About this project

This blog is part of a project that explores postdictatorial and neoliberal political and cultural formations in LatinAmerica by examining a very particular case: the abandonment and ruination of what was going to be a major modern hospital in South America, part of a utopian project that was abruptly curtailed.

The plan

In the early 1970s, Chile’s Unidad Popular government began to build the Ochagavía hospital in a working class neighborhood of Santiago. It was to be a showcase of the Chilean road to Socialism, the largest and best-equipped hospital in South America, but it was still unfinished when Augusto Pinochet’s 1973 coup d’état stopped the project in its tracks. Thereafter, the structure decayed, but was never put to any other use. This ruin, then, is less a fragment of a past totality than the reminder of a promise of democratic “popular unity” foreclosed with brutal suddenness.

Questions: The main questions of this research are then: What is the political history of the ruination of the Hospital Ochagavia and how did the building became a ruin? If Santiago de Chile can be recognized as an example of a city and a social milieu aligning with neoliberal policies, how do the tensions around this process become apparent in the contemporary relation of the people of the city with the hospital? Does this decaying building have any specific role in the shaping of that part of Santiago’s suburbs?
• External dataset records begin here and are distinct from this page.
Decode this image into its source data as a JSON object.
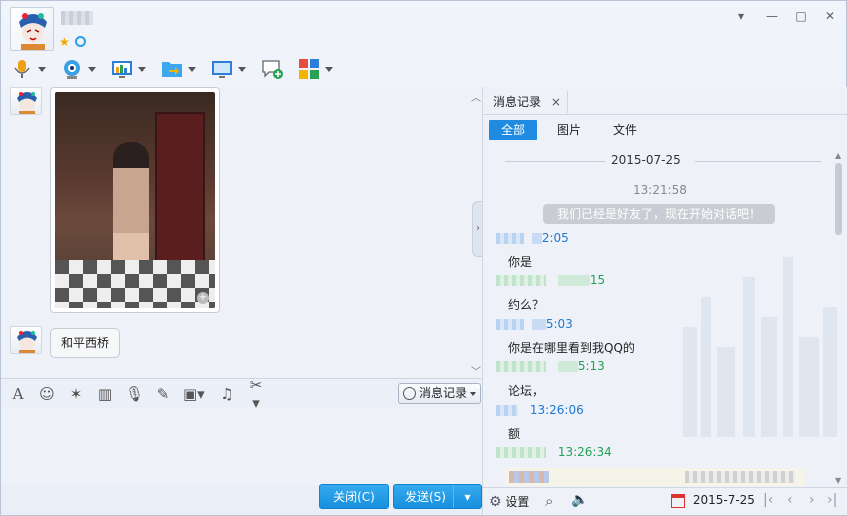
{
  "window": {
    "buttons": {
      "minimize": "▾",
      "min": "—",
      "max": "□",
      "close": "✕"
    }
  },
  "toolbar": {
    "icons": [
      "microphone-icon",
      "webcam-icon",
      "screen-share-icon",
      "file-transfer-icon",
      "remote-desktop-icon",
      "add-chat-icon",
      "apps-icon"
    ]
  },
  "chat": {
    "messages": [
      {
        "type": "image"
      },
      {
        "type": "text",
        "text": "和平西桥"
      }
    ]
  },
  "input_toolbar": {
    "history_button": "消息记录"
  },
  "buttons": {
    "close": "关闭(C)",
    "send": "发送(S)"
  },
  "history_panel": {
    "tab_title": "消息记录",
    "tab_close": "×",
    "filters": [
      "全部",
      "图片",
      "文件"
    ],
    "active_filter": "全部",
    "date_header": "2015-07-25",
    "system_time": "13:21:58",
    "system_message": "我们已经是好友了，现在开始对话吧！",
    "entries": [
      {
        "time": "2:05",
        "color": "blue",
        "text": "你是"
      },
      {
        "time": "15",
        "color": "green",
        "text": "约么？"
      },
      {
        "time": "5:03",
        "color": "blue",
        "text": "你是在哪里看到我QQ的"
      },
      {
        "time": "5:13",
        "color": "green",
        "text": "论坛，"
      },
      {
        "time": "13:26:06",
        "color": "blue",
        "text": "额"
      },
      {
        "time": "13:26:34",
        "color": "green",
        "text": ""
      }
    ],
    "bottom": {
      "settings_label": "设置",
      "date": "2015-7-25"
    }
  }
}
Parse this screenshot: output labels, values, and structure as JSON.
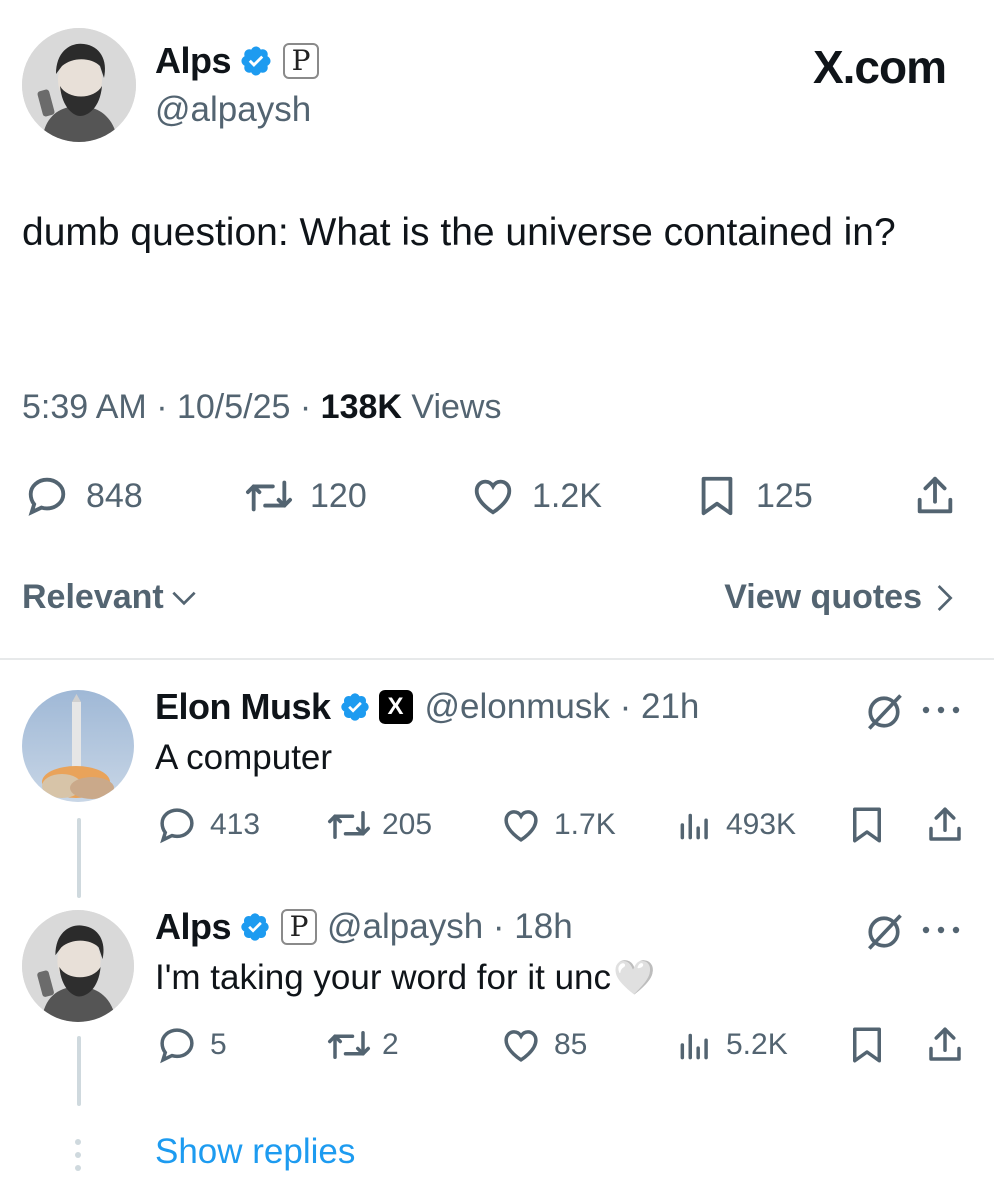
{
  "brand": "X.com",
  "post": {
    "author_name": "Alps",
    "author_handle": "@alpaysh",
    "badge_letter": "P",
    "text": "dumb question: What is the universe contained in?",
    "time": "5:39 AM",
    "date": "10/5/25",
    "views_count": "138K",
    "views_label": "Views",
    "replies": "848",
    "reposts": "120",
    "likes": "1.2K",
    "bookmarks": "125"
  },
  "sort": {
    "label": "Relevant"
  },
  "view_quotes": {
    "label": "View quotes"
  },
  "replies": [
    {
      "author_name": "Elon Musk",
      "author_handle": "@elonmusk",
      "affiliation_badge": "X",
      "time": "21h",
      "text": "A computer",
      "replies": "413",
      "reposts": "205",
      "likes": "1.7K",
      "views": "493K"
    },
    {
      "author_name": "Alps",
      "author_handle": "@alpaysh",
      "affiliation_badge": "P",
      "time": "18h",
      "text": "I'm taking your word for it unc",
      "emoji": "🤍",
      "replies": "5",
      "reposts": "2",
      "likes": "85",
      "views": "5.2K"
    }
  ],
  "show_replies": "Show replies",
  "colors": {
    "text_primary": "#0f1419",
    "text_secondary": "#536471",
    "link_blue": "#1d9bf0",
    "verified_blue": "#1d9bf0",
    "divider": "#e7e9ea"
  }
}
Stages of Research and Methodology:

Stage I: Archival and bibliographic research on the history of the making and abandonment of thebuilding. If possible we will search for people involved in the construction to get an insight of the resonances of the interruption of the building. We will investigate the various plans to develop and re-use the building, as well as talking to the various artists (Pedro Lemebel, Lotty Rosenfeld, and others) who have used the building as a site of performance art.

Stage II: Participant observation of the interaction of neighbors with the building and different uses the building may have. We will interview people who either have a daily relation with the building because they live or work nearby. We will propose “tours,” asking people to take us round the ruins and we will record the narratives that the building triggers in them. We will film and make photographs during these interventions, as we ask our “guides” to share their observation over the building.

Stage III: Collectively, we will organize and analyze of the three main forms of information produced: archival documents, interviews, and visual depiction. We will seek to answer our research questions and also to engage in a debate over the methodological possibilities of ethnography and cultural studies.

Lines of analysis:

Ruins and modernity.

(Post) Dictatorship, memory and performance.

Space and the city.

Result: Our research output will be a co-authored paper to be presented first at the Latin American Studies Association Congress, and then sent for publication to peer-reviewed journal in the field.